ANOVA is een robuuste test, maar in sommige situaties ongepast.
Een eenrichtingsanalyse van VAriance, of ANOVA, is een statistische methode die wordt gebruikt om de gemiddelden van meer dan twee sets gegevens te vergelijken om te zien of ze statistisch van elkaar verschillen. SPSS, een pakket voor statistische analyse, maakt het gebruik van een eenrichtings-ANOVA mogelijk in zijn grote reeks procedures. De ANOVA is echter geen perfecte test en zal onder bepaalde omstandigheden misleidende resultaten opleveren.
Voorbeeldbeperkingen
De ANOVA-test gaat ervan uit dat de monsters die in de analyse worden gebruikt, "eenvoudige willekeurige monsters" zijn. Dit betekent dat een steekproef van individuen (datapunten) wordt genomen uit een grotere populatie (een grotere datapool). De steekproeven moeten ook onafhankelijk zijn - dat wil zeggen, ze hebben geen invloed op elkaar. ANOVA is over het algemeen geschikt voor het vergelijken van gemiddelden in gecontroleerde onderzoeken, maar wanneer de monsters niet onafhankelijk zijn, moet een test met herhaalde metingen worden gebruikt.
Video van de dag
Normale verdeling
ANOVA gaat ervan uit dat de gegevens in de groepen normaal verdeeld zijn. De test kan nog steeds worden uitgevoerd als dit niet het geval is - en als de schending van deze veronderstelling slechts matig is, is de test nog steeds geschikt. Als de gegevens echter ver verwijderd zijn van de normale verdeling, zal de test geen nauwkeurige resultaten opleveren. Om dit te omzeilen, transformeert u de gegevens met de SPSS "Compute"-functie voordat u de analyse uitvoert, of gebruikt u een alternatieve test zoals een Kruskal-Wallace-test.

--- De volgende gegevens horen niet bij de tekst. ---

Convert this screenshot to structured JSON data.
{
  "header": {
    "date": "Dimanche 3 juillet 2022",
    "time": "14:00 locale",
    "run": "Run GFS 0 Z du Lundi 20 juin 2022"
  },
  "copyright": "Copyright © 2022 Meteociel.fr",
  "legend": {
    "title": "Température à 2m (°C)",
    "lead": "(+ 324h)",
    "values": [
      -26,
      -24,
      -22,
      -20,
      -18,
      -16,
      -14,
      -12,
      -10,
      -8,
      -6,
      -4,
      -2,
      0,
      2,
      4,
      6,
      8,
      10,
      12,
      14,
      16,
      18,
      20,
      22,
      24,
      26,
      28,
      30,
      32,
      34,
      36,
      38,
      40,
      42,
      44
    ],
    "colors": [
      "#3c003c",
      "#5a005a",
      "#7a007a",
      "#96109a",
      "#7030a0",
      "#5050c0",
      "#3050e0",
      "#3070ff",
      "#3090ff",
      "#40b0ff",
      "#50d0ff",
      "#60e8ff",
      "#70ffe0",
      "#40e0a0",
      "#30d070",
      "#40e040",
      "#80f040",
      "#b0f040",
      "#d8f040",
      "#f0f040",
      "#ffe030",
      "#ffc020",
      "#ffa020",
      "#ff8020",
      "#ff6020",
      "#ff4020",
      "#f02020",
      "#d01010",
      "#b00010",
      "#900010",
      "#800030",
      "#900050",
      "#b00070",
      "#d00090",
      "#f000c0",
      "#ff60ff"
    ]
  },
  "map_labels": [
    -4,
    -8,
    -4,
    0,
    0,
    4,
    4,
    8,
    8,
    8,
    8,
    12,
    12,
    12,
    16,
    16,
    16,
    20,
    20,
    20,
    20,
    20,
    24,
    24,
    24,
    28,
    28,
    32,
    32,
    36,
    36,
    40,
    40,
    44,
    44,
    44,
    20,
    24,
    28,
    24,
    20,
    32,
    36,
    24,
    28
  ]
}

Gelijke standaarddeviaties
Een andere beperking van ANOVA is dat wordt aangenomen dat de groepen dezelfde of zeer vergelijkbare standaarddeviaties hebben. Hoe groter het verschil in standaarddeviaties tussen groepen, hoe groter de kans dat de conclusie van de test onnauwkeurig is. Net als de aanname van de normale verdeling is dit geen probleem zolang de standaarddeviaties niet enorm verschillen en de steekproefomvang van elke groep ongeveer gelijk is. Als dit niet het geval is, is een Welch-test een betere optie.
Meerdere vergelijkingen
Wanneer u een ANOVA uitvoert in SPSS, vertellen de resulterende F-waarde en het significantieniveau u alleen of ten minste één groep in uw analyse verschilt van ten minste één andere. Het vertelt u niet hoeveel groepen, of welke groepen, statistisch van elkaar verschillen. Om dit te bepalen, moeten vervolgvergelijkingen worden uitgevoerd. Dit is zelden een probleem bij kleine analyses, maar hoe hoger het aantal groepen in de vervolgtest, hoe groter de kans op het maken van een Type I-fout, waarbij wordt uitgegaan van een effect waar is niet een.